I'm running OSX 10.5 and have the standard apache (which refuses to run python) and MAMP (which begrudgingly allows it in cgi-bin). The problem is that I've no idea which script to call, in the tutorial it was always localhost:8000/polls but I've no idea how that's meant to map to a specific file.

Have I missed something blatantly obvious about what to do with a .htaccess file or does the tutorial not actually explain how to use it somewhere else?

  • Are you planning on running a production OS X server? – brianz May 13 '09 at 3:29
  • Then I agree with comment #2. Don't bother...it's a pain. Spend you time configuring your production server with Apache. Assuming it's another *nix system, it'll be way easier. – brianz May 13 '09 at 14:58
  • Well it's actually a site that's just for me though it may need to go public one day. – Teifion May 13 '09 at 15:35
  • @brianz What if one has errors in production which you can't reproduce locally, because one is Apache via WSGI and one is just Django's server?
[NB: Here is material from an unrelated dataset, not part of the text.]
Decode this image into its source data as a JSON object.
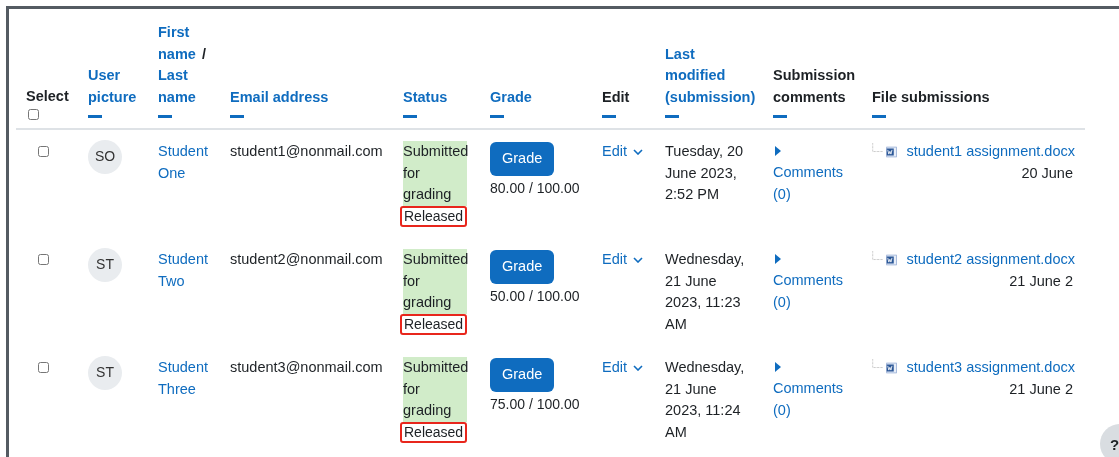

Then you can't deploy with confidence after running tests locally. Isn't there a big benefit in making the two environments as similar to each other as possible? – Jonathan Hartley Dec 28 '12 at 17:41

You probably won't find much joy using .htaccess to configure Django through Apache (though I confess you probably could do it if you're determined enough... but for production I suspect it will be more complicated than necessary). I develop and run Django in OS X, and it works quite seamlessly.
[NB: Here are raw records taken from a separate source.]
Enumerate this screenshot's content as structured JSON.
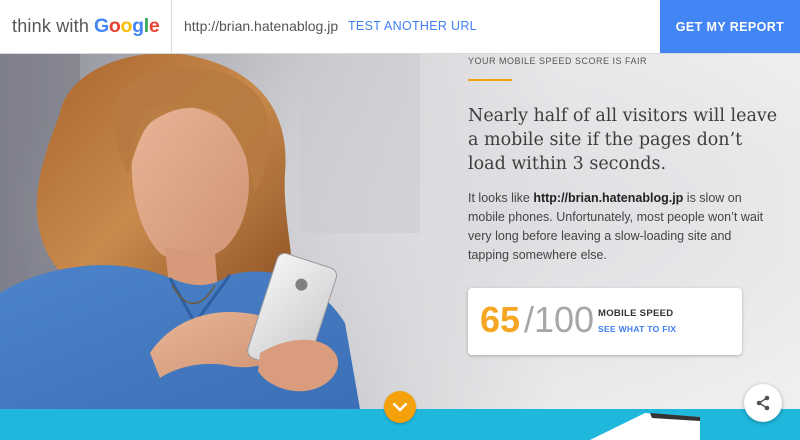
{
  "header": {
    "logo_prefix": "think with",
    "logo_brand": [
      "G",
      "o",
      "o",
      "g",
      "l",
      "e"
    ],
    "url": "http://brian.hatenablog.jp",
    "test_link": "TEST ANOTHER URL",
    "report_button": "GET MY REPORT"
  },
  "result": {
    "score_label": "YOUR MOBILE SPEED SCORE IS FAIR",
    "headline": "Nearly half of all visitors will leave a mobile site if the pages don’t load within 3 seconds.",
    "desc_prefix": "It looks like ",
    "desc_url": "http://brian.hatenablog.jp",
    "desc_suffix": " is slow on mobile phones. Unfortunately, most people won’t wait very long before leaving a slow-loading site and tapping somewhere else.",
    "score": "65",
    "score_max": "/100",
    "metric_label": "MOBILE SPEED",
    "fix_link": "SEE WHAT TO FIX"
  },
  "colors": {
    "brand_blue": "#4285F4",
    "google_red": "#EA4335",
    "google_yellow": "#FBBC05",
    "google_green": "#34A853",
    "score_orange": "#F5A623",
    "link_blue": "#3F7EF3",
    "band_cyan": "#1FB7DC"
  },
  "icons": {
    "scroll": "chevron-down-icon",
    "share": "share-icon"
  }
}
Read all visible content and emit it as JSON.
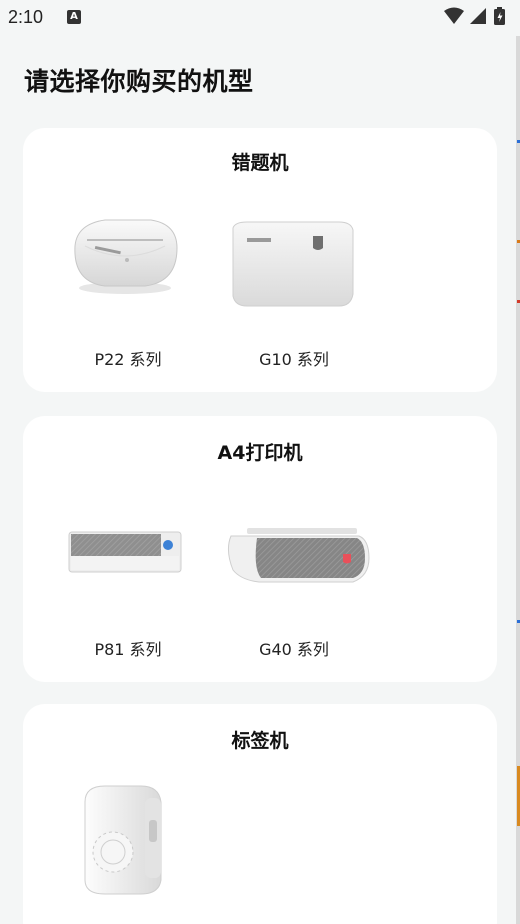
{
  "status_bar": {
    "time": "2:10",
    "notification_icon_letter": "A"
  },
  "page": {
    "title": "请选择你购买的机型"
  },
  "sections": [
    {
      "title": "错题机",
      "devices": [
        {
          "label": "P22 系列"
        },
        {
          "label": "G10 系列"
        }
      ]
    },
    {
      "title": "A4打印机",
      "devices": [
        {
          "label": "P81 系列"
        },
        {
          "label": "G40 系列"
        }
      ]
    },
    {
      "title": "标签机",
      "devices": [
        {
          "label": ""
        }
      ]
    }
  ],
  "icons": [
    "wifi-icon",
    "cellular-signal-icon",
    "battery-charging-icon",
    "notification-a-icon"
  ]
}
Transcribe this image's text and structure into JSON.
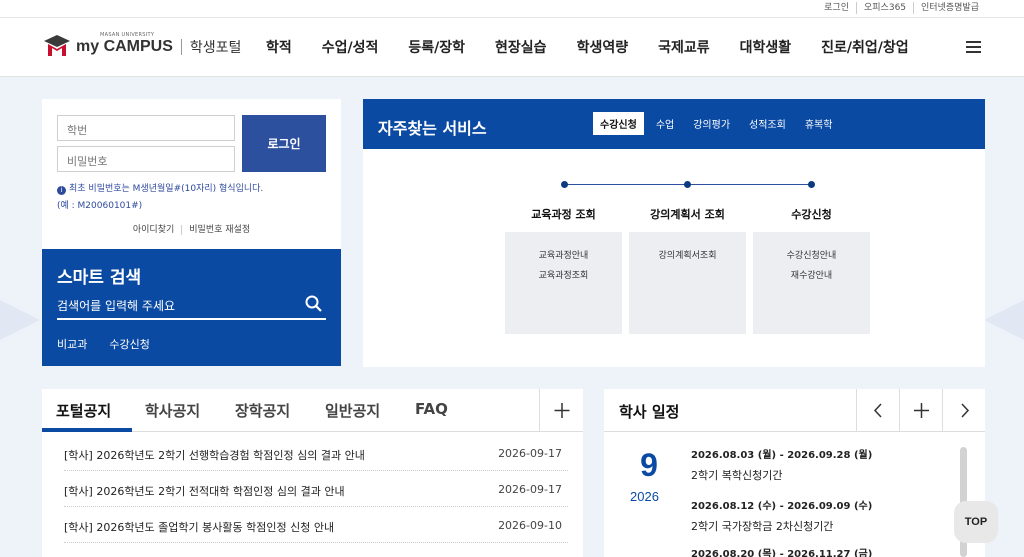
{
  "top_links": [
    "로그인",
    "오피스365",
    "인터넷증명발급"
  ],
  "logo": {
    "sub": "MASAN UNIVERSITY",
    "main": "my CAMPUS",
    "portal": "학생포털"
  },
  "gnb": [
    "학적",
    "수업/성적",
    "등록/장학",
    "현장실습",
    "학생역량",
    "국제교류",
    "대학생활",
    "진로/취업/창업"
  ],
  "login": {
    "id_placeholder": "학번",
    "pw_placeholder": "비밀번호",
    "button": "로그인",
    "notice_line1": "최초 비밀번호는 M생년월일#(10자리) 형식입니다.",
    "notice_line2": "(예 : M20060101#)",
    "find_id": "아이디찾기",
    "reset_pw": "비밀번호 재설정"
  },
  "smart_search": {
    "title": "스마트 검색",
    "placeholder": "검색어를 입력해 주세요",
    "tags": [
      "비교과",
      "수강신청"
    ]
  },
  "services": {
    "title": "자주찾는 서비스",
    "tabs": [
      "수강신청",
      "수업",
      "강의평가",
      "성적조회",
      "휴복학"
    ],
    "columns": [
      {
        "title": "교육과정 조회",
        "items": [
          "교육과정안내",
          "교육과정조회"
        ]
      },
      {
        "title": "강의계획서 조회",
        "items": [
          "강의계획서조회"
        ]
      },
      {
        "title": "수강신청",
        "items": [
          "수강신청안내",
          "재수강안내"
        ]
      }
    ]
  },
  "notices": {
    "tabs": [
      "포털공지",
      "학사공지",
      "장학공지",
      "일반공지",
      "FAQ"
    ],
    "rows": [
      {
        "title": "[학사] 2026학년도 2학기 선행학습경험 학점인정 심의 결과 안내",
        "date": "2026-09-17"
      },
      {
        "title": "[학사] 2026학년도 2학기 전적대학 학점인정 심의 결과 안내",
        "date": "2026-09-17"
      },
      {
        "title": "[학사] 2026학년도 졸업학기 봉사활동 학점인정 신청 안내",
        "date": "2026-09-10"
      }
    ]
  },
  "schedule": {
    "title": "학사 일정",
    "month": "9",
    "year": "2026",
    "events": [
      {
        "date": "2026.08.03 (월) - 2026.09.28 (월)",
        "name": "2학기 복학신청기간"
      },
      {
        "date": "2026.08.12 (수) - 2026.09.09 (수)",
        "name": "2학기 국가장학금 2차신청기간"
      },
      {
        "date": "2026.08.20 (목) - 2026.11.27 (금)",
        "name": ""
      }
    ]
  },
  "top_button": "TOP",
  "colors": {
    "primary": "#0b4aa3",
    "button": "#2c4f9e",
    "background": "#eef2f9"
  }
}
The secret is that you must configure httpd.conf to pass requests to Django via one of three options: mod_wsgi (the most modern approach), mod_python (second best, but works fine on OS X's Python 2.5), fastcgi (well... if you must to match your production environment).

Django's deployment docs have good advice and instruction for all three options.
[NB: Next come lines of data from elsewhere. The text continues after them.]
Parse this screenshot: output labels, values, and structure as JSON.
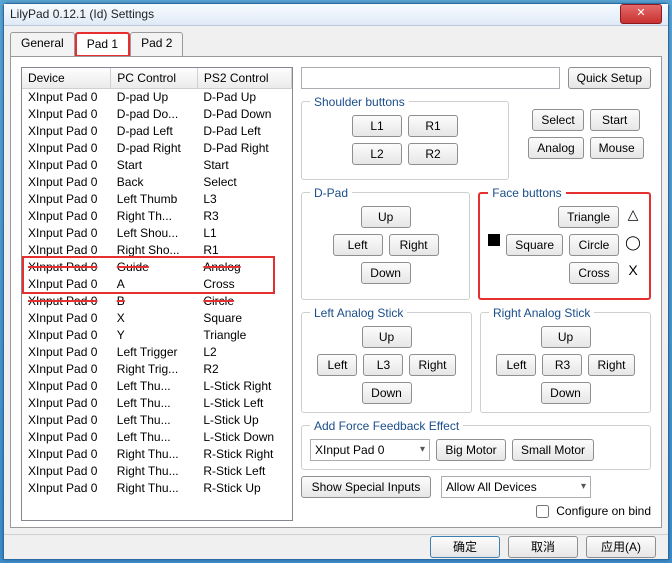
{
  "window": {
    "title": "LilyPad 0.12.1 (Id) Settings",
    "close": "✕"
  },
  "tabs": {
    "items": [
      "General",
      "Pad 1",
      "Pad 2"
    ],
    "active": 1
  },
  "list": {
    "cols": [
      "Device",
      "PC Control",
      "PS2 Control"
    ],
    "rows": [
      {
        "d": "XInput Pad 0",
        "pc": "D-pad Up",
        "ps": "D-Pad Up"
      },
      {
        "d": "XInput Pad 0",
        "pc": "D-pad Do...",
        "ps": "D-Pad Down"
      },
      {
        "d": "XInput Pad 0",
        "pc": "D-pad Left",
        "ps": "D-Pad Left"
      },
      {
        "d": "XInput Pad 0",
        "pc": "D-pad Right",
        "ps": "D-Pad Right"
      },
      {
        "d": "XInput Pad 0",
        "pc": "Start",
        "ps": "Start"
      },
      {
        "d": "XInput Pad 0",
        "pc": "Back",
        "ps": "Select"
      },
      {
        "d": "XInput Pad 0",
        "pc": "Left Thumb",
        "ps": "L3"
      },
      {
        "d": "XInput Pad 0",
        "pc": "Right Th...",
        "ps": "R3"
      },
      {
        "d": "XInput Pad 0",
        "pc": "Left Shou...",
        "ps": "L1"
      },
      {
        "d": "XInput Pad 0",
        "pc": "Right Sho...",
        "ps": "R1"
      },
      {
        "d": "XInput Pad 0",
        "pc": "Guide",
        "ps": "Analog",
        "strike": true
      },
      {
        "d": "XInput Pad 0",
        "pc": "A",
        "ps": "Cross"
      },
      {
        "d": "XInput Pad 0",
        "pc": "B",
        "ps": "Circle",
        "strike": true
      },
      {
        "d": "XInput Pad 0",
        "pc": "X",
        "ps": "Square"
      },
      {
        "d": "XInput Pad 0",
        "pc": "Y",
        "ps": "Triangle"
      },
      {
        "d": "XInput Pad 0",
        "pc": "Left Trigger",
        "ps": "L2"
      },
      {
        "d": "XInput Pad 0",
        "pc": "Right Trig...",
        "ps": "R2"
      },
      {
        "d": "XInput Pad 0",
        "pc": "Left Thu...",
        "ps": "L-Stick Right"
      },
      {
        "d": "XInput Pad 0",
        "pc": "Left Thu...",
        "ps": "L-Stick Left"
      },
      {
        "d": "XInput Pad 0",
        "pc": "Left Thu...",
        "ps": "L-Stick Up"
      },
      {
        "d": "XInput Pad 0",
        "pc": "Left Thu...",
        "ps": "L-Stick Down"
      },
      {
        "d": "XInput Pad 0",
        "pc": "Right Thu...",
        "ps": "R-Stick Right"
      },
      {
        "d": "XInput Pad 0",
        "pc": "Right Thu...",
        "ps": "R-Stick Left"
      },
      {
        "d": "XInput Pad 0",
        "pc": "Right Thu...",
        "ps": "R-Stick Up"
      }
    ]
  },
  "quick_setup": "Quick Setup",
  "shoulder": {
    "legend": "Shoulder buttons",
    "l1": "L1",
    "r1": "R1",
    "l2": "L2",
    "r2": "R2"
  },
  "side_btns": {
    "select": "Select",
    "start": "Start",
    "analog": "Analog",
    "mouse": "Mouse"
  },
  "dpad": {
    "legend": "D-Pad",
    "up": "Up",
    "down": "Down",
    "left": "Left",
    "right": "Right"
  },
  "face": {
    "legend": "Face buttons",
    "triangle": "Triangle",
    "square": "Square",
    "circle": "Circle",
    "cross": "Cross"
  },
  "lstick": {
    "legend": "Left Analog Stick",
    "up": "Up",
    "down": "Down",
    "left": "Left",
    "right": "Right",
    "l3": "L3"
  },
  "rstick": {
    "legend": "Right Analog Stick",
    "up": "Up",
    "down": "Down",
    "left": "Left",
    "right": "Right",
    "r3": "R3"
  },
  "ffb": {
    "legend": "Add Force Feedback Effect",
    "device": "XInput Pad 0",
    "big": "Big Motor",
    "small": "Small Motor"
  },
  "special": "Show Special Inputs",
  "allow": "Allow All Devices",
  "cfg_bind": "Configure on bind",
  "footer": {
    "ok": "确定",
    "cancel": "取消",
    "apply": "应用(A)"
  }
}
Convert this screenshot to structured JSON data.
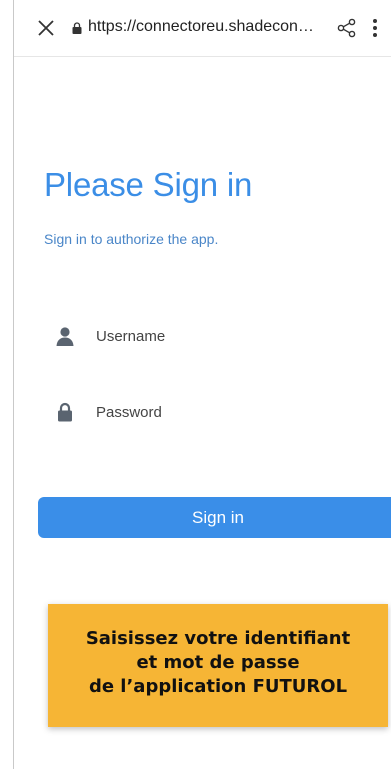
{
  "browser": {
    "url": "https://connectoreu.shadecon…",
    "icons": {
      "close": "close-icon",
      "lock": "lock-icon",
      "share": "share-icon",
      "menu": "more-vertical-icon"
    }
  },
  "login": {
    "title": "Please Sign in",
    "subtitle": "Sign in to authorize the app.",
    "username_placeholder": "Username",
    "password_placeholder": "Password",
    "username_icon": "user-icon",
    "password_icon": "lock-icon",
    "submit_label": "Sign in"
  },
  "callout": {
    "text": "Saisissez votre identifiant\net mot de passe\nde l’application FUTUROL"
  },
  "colors": {
    "accent": "#3a8ee8",
    "title": "#3b8ee6",
    "callout_bg": "#f6b535",
    "icon": "#5a6470"
  }
}
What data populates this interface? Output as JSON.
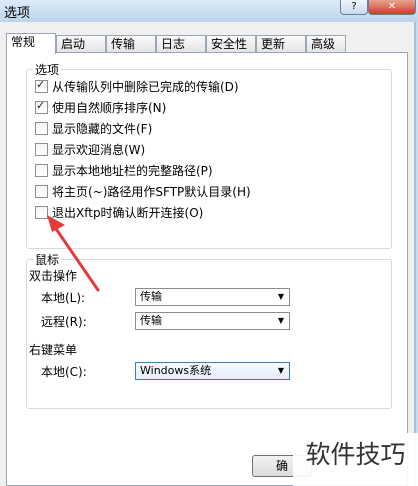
{
  "window": {
    "title": "选项",
    "help_glyph": "?",
    "close_glyph": "✕"
  },
  "tabs": [
    {
      "label": "常规",
      "active": true
    },
    {
      "label": "启动",
      "active": false
    },
    {
      "label": "传输",
      "active": false
    },
    {
      "label": "日志",
      "active": false
    },
    {
      "label": "安全性",
      "active": false
    },
    {
      "label": "更新",
      "active": false
    },
    {
      "label": "高级",
      "active": false
    }
  ],
  "options_group": {
    "title": "选项",
    "items": [
      {
        "label": "从传输队列中删除已完成的传输(D)",
        "checked": true
      },
      {
        "label": "使用自然顺序排序(N)",
        "checked": true
      },
      {
        "label": "显示隐藏的文件(F)",
        "checked": false
      },
      {
        "label": "显示欢迎消息(W)",
        "checked": false
      },
      {
        "label": "显示本地地址栏的完整路径(P)",
        "checked": false
      },
      {
        "label": "将主页(~)路径用作SFTP默认目录(H)",
        "checked": false
      },
      {
        "label": "退出Xftp时确认断开连接(O)",
        "checked": false
      }
    ]
  },
  "mouse_group": {
    "title": "鼠标",
    "double_click_title": "双击操作",
    "local_label": "本地(L):",
    "local_value": "传输",
    "remote_label": "远程(R):",
    "remote_value": "传输",
    "right_menu_title": "右键菜单",
    "right_local_label": "本地(C):",
    "right_local_value": "Windows系统"
  },
  "buttons": {
    "ok_label": "确"
  },
  "watermark": "软件技巧",
  "colors": {
    "arrow": "#e33b3b"
  }
}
If you are using the default OS X apache install, edit /etc/apache2/httpd.conf with the directives found in the Django docs above. I can't speak for MAMP, but if you build Apache from source (which is so easy on OS X I do wonder why anyone bothers with MAMP... my insecurities are showing), edit /usr/local/apache2/conf/httpd.conf.

  • Brilliant, I have mod_wsgi working and will as soon as I can work out the correct path for my app in the django.wsgi file I'll be away. Cheers! – Teifion May 13 '09 at 13:15

Unless you are planning on going to production with OS X you might not want to bother. If you must do it, go straight to mod_wsgi. Don't bother with mod_python or older solutions. I did mod_python on Apache and while it runs great now, it took countless hours to set up.

Also, just to clarify something based on what you said: You're not going to find a mapping between the url path (like /polls) and a script that is being called. Django doesn't work like that. With Django your application is loaded into memory waiting for requests. Once a request comes in it gets dispatched through the url map that you created in urls.py. That boils down to a function call somewhere in your code.

That's why for a webserver like Apache you need a module like mod_wsgi, which gives your app a spot in memory in which to live. Compare that with something like CGI where the webserver executes a specific script on demand at a location that is physically mapped between the url and the filesystem.

I hope that's helpful and not telling you something you already knew. :)


If you're planning on running it for production (or non-development) mode another option is to do away with Apache and go with something lightweight like nginx. But if you're doing development work, you'll want to stick with the built-in server and PyDev in Eclipse. It's so much easier to walk through the server code line-by-line in the Eclipse debugger.

Installation instructions for nginx/Django here: http://snippets.dzone.com/tag/nginx


Yet another option is to consider using a virtual machine for your development. You can install a full version of whatever OS your production server will be running - say, Debian - and run your Apache and DB in the VM.

You can connect to the virtual disk in the Finder, so you can still use TextMate (or whatever) on OSX to do your editing.

I've had good experiences doing this via VMWare Fusion.